Oh, how the Ternan ladies, miss and missus, now gay from the wine and champagne, would have sobered instantly to learn that their delightful (if ghoulish) graveyard luncheon menu had been planned by none other than Catherine Dickens, the rejected and exiled wife. Although Catherine had been completely abandoned (my brother, Charley, told me that she had written Dickens an imploring letter about their son only a month earlier, requesting a conversation in person about Plorn’s problems, to which Dickens refused even to pen a reply, instructing Georgina to send a cold, curt note in his stead), but quite obviously her incarnation as Lady Clutterbuck (Catherine had not yet become so heavy when she’d collected and published the menus in 1851) was still very welcome at Gad’s Hill. Or at least her recipes were.

During the meal and the inconsequential conversation, I studied Ellen Ternan even as she ignored me. It had been eight years since I had spent any time in her presence. The years had not enhanced her beauty.

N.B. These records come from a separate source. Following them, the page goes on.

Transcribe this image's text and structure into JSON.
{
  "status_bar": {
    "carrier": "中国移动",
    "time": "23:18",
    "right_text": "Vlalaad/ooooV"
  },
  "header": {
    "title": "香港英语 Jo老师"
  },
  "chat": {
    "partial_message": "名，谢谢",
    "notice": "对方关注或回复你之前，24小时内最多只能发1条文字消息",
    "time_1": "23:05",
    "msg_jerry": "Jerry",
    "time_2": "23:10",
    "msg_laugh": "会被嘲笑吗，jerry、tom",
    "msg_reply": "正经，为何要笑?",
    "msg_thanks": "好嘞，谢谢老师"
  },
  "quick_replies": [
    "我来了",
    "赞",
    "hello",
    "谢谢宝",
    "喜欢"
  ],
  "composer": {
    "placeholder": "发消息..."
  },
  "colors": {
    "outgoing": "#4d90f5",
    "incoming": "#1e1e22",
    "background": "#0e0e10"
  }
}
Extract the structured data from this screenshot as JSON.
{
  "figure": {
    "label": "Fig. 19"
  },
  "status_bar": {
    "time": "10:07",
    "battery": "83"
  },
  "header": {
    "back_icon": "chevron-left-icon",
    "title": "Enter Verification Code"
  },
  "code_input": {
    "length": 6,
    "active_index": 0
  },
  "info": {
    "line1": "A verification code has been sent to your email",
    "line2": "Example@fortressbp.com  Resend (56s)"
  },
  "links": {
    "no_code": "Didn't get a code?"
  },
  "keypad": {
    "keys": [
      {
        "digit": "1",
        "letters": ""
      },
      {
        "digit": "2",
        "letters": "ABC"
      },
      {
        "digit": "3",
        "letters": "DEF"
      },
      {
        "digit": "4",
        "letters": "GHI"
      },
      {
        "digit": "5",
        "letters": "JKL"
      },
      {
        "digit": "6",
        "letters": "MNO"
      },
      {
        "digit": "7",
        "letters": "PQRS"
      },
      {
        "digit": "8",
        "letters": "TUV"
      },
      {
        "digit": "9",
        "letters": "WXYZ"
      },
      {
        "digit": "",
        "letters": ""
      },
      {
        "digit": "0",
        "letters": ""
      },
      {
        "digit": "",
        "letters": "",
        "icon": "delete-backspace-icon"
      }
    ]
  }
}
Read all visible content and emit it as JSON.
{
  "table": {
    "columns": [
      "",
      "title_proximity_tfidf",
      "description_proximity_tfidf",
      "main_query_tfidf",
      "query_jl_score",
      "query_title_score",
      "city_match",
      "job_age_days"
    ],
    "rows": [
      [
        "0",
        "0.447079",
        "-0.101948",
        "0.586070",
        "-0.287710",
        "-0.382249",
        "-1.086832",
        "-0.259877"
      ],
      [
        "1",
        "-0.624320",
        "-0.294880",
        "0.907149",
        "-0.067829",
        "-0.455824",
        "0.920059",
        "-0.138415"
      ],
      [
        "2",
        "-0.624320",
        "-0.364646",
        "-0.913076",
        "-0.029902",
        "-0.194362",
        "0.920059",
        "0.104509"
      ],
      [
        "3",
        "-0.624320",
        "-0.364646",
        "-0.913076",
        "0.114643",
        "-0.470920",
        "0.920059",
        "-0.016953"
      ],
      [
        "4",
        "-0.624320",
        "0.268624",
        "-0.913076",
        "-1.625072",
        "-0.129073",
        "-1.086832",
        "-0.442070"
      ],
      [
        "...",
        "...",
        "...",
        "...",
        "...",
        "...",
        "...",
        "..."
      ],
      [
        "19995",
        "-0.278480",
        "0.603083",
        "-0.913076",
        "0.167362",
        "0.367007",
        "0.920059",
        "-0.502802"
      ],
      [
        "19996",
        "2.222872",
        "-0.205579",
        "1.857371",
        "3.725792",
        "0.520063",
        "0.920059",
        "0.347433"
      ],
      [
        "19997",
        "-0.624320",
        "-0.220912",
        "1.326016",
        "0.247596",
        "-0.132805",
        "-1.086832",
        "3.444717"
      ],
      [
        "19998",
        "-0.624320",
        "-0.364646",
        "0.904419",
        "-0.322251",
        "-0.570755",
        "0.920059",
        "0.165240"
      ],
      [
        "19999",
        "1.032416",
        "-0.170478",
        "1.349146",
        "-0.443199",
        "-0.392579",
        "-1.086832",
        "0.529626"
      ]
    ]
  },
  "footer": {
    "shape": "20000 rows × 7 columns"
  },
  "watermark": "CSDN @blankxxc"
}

She had been youthfully attractive as an eighteen-year-old ingenue but now qualified only as “handsome.” She was the kind of woman with sad, soulful eyes (which did little for me, since such sad eyes usually hinted at a poetic character given to melancholy and a rigidly defended virginity), descending brows, a long nose, and a wide, thin-lipped mouth. (I prefer just the opposite in my young women—tiny noses and full lips, the latter preferably curved upward in an inviting smile.) Ellen had a strong chin, but where that edifice had suggested a certain perky strength in her youth, it now implied only the prideful stubbornness of a woman beyond her mid-twenties who had not yet married. Her hair was attractive, not terribly long and receding in artfully sculpted waves from a high, clear forehead, but the hairdo exposed ears that were much too large for my taste. Her earrings, which hung down like three bullseye lanterns, hinted of the underlying vulgarity of her former profession. Her carefully elocuted but somehow terminally empty sentences suggested stilted conversation arising from a simple lack of education. Her lovely vowels and precise, theatrically honed cadences could not conceal an underlying ignorance that should have instantly disqualified this ageing ingenue from being the consort of England’s most honoured writer. Nor did I perceive from her the slightest hint of a hidden passionate nature that could have made up for her obvious shortcomings… and my Wilkie-antennae were highly sensitive to any such subtle sub-rosa erotic transmissions from even the most proper and upstanding ladies.